Heinrich Besseler (April 2, 1900 – July 25, 1969) was a German musicologist born in Hörde, Germany. He is particularly known for his colossal work, Die Musik des Mittelalters und der Renaissance (1931), which provided a new perspective on historical musicology by taking a history-of-ideas approach to music history.
Besseler studied philosophy (under Martin Heidegger), German language, mathematics, and natural science in Freiburg im Breisgau. Subsequently, he studied music (under Hans Gál) and musicology (under Wilibald Gurlitt, Guido Adler, and Wilhelm Fischer) in Vienna and Freiburg. In 1923 he obtained a doctoral degree in musicology from the University of Freiburg. The subject of his thesis was the history and stylistic development of dance suites in seventeenth-century Germany. After further studies at the University of Göttingen, he wrote a professorial thesis on medieval music, spanning the years between 1250 and 1350. From 1928 he taught at the University of Heidelberg.

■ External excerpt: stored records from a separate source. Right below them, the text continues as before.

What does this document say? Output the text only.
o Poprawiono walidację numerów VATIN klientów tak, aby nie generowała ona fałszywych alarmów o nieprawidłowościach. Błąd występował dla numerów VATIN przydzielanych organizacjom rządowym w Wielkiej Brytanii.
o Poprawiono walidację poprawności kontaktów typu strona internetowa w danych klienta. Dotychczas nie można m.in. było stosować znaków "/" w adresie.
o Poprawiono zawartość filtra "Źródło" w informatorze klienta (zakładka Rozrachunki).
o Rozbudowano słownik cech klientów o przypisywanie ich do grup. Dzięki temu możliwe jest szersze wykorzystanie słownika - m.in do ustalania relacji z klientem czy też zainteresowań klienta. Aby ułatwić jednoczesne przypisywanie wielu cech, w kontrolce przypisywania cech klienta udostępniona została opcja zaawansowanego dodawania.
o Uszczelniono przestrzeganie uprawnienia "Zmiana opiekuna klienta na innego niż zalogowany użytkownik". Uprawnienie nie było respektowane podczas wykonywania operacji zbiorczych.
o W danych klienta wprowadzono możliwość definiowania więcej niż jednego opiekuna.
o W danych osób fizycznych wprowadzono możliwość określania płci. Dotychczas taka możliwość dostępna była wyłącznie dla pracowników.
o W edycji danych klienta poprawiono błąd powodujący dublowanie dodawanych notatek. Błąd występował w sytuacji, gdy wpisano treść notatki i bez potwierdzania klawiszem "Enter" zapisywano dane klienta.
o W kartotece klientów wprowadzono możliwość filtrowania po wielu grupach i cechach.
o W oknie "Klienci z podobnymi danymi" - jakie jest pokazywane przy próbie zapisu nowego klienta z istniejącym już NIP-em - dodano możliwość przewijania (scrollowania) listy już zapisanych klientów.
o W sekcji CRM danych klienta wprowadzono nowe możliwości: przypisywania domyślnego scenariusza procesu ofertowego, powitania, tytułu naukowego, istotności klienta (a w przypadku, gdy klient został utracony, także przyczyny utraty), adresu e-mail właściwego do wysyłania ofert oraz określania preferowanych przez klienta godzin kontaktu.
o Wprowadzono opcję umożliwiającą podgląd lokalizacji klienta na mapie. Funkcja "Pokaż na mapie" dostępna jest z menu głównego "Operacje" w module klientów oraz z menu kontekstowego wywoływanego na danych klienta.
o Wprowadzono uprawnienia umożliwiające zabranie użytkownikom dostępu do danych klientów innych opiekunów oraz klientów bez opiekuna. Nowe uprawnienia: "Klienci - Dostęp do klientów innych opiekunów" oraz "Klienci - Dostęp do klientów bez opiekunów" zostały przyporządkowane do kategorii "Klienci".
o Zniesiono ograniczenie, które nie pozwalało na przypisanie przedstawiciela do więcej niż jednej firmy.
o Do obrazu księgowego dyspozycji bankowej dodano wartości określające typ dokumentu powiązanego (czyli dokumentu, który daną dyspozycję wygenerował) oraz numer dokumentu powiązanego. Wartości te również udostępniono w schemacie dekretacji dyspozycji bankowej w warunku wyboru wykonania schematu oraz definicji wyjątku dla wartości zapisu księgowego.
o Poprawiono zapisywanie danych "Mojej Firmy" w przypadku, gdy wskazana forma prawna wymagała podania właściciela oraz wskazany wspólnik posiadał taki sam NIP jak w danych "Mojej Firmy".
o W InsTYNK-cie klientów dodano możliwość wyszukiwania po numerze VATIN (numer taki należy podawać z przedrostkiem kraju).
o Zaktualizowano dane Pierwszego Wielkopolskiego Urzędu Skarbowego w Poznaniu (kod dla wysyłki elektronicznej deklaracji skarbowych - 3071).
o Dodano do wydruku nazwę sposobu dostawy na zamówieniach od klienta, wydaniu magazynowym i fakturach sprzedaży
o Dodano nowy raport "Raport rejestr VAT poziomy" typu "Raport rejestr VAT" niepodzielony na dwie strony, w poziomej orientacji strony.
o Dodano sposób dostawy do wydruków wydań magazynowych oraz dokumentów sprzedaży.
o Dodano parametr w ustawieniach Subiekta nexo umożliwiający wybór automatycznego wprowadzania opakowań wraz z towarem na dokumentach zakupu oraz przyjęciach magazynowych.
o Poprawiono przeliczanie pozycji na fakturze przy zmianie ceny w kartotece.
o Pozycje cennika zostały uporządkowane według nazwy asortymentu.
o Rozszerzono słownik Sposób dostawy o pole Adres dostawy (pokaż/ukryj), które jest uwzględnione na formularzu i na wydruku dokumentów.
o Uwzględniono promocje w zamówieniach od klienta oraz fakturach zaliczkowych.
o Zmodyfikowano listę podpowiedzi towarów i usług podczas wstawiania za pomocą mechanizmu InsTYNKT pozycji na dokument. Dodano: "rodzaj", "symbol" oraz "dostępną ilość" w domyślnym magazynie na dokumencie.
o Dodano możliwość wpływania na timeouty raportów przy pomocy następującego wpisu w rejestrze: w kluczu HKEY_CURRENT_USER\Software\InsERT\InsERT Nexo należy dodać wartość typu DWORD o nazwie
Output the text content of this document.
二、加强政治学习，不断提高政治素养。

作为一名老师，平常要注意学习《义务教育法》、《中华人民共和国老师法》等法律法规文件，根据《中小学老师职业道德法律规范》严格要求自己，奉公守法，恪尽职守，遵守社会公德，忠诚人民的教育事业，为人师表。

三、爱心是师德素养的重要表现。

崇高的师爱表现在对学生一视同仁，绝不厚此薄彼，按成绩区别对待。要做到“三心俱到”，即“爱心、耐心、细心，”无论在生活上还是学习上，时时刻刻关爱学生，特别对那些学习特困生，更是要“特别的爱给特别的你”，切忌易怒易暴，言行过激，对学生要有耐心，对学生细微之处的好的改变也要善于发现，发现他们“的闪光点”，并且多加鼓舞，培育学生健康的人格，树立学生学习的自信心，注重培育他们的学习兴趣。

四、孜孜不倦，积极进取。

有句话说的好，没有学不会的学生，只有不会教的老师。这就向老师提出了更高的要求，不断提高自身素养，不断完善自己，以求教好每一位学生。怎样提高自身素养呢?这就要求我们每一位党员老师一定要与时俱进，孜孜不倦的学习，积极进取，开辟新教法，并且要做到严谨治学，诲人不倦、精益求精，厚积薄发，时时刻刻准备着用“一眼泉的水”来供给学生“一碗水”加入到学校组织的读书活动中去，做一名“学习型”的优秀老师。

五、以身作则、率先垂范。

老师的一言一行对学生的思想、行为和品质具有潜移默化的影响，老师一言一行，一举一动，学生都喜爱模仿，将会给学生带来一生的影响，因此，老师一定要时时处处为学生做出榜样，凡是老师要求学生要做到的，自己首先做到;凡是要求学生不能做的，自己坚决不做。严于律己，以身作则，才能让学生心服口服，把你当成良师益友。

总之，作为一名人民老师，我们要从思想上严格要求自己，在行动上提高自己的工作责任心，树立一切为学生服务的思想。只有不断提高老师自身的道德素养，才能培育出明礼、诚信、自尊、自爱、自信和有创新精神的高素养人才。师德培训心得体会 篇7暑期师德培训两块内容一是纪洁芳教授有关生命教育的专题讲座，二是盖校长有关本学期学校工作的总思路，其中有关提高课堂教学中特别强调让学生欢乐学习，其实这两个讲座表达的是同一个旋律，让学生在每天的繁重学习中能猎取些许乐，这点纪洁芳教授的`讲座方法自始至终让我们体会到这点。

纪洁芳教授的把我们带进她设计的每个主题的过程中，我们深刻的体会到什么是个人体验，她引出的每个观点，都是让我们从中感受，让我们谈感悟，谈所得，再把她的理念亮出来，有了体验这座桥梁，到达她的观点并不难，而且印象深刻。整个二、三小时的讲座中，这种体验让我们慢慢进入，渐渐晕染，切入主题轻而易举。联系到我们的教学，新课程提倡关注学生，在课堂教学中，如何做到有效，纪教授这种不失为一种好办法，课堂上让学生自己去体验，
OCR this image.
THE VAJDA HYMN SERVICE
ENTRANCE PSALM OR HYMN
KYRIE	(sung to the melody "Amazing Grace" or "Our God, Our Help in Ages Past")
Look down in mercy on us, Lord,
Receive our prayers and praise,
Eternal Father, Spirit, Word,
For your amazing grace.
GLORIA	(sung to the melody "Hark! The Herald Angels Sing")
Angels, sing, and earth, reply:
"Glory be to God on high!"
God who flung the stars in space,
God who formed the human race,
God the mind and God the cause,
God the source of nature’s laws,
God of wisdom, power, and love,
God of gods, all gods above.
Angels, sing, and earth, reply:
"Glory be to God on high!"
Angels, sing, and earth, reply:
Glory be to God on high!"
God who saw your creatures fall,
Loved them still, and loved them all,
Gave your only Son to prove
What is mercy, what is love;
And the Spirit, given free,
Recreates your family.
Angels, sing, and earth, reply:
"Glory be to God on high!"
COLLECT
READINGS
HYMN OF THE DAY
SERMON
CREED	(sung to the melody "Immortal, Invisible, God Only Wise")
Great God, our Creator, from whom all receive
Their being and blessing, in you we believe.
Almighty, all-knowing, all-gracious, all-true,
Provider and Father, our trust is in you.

In 1934, Besseler became a member of the Sturmabteilung. While admittedly failing to distance himself from National Socialism, Besseler did experience a series of conflicts with Herbert Gerigk, the most notorious anti-Semitic musicologist in Germany. From 1949 to 1956 he taught at the University of Jena; and from 1957 to 1965 at the University of Leipzig. He was conferred with an honorary doctorate at the University of Chicago in 1967. Besseler died at Leipzig.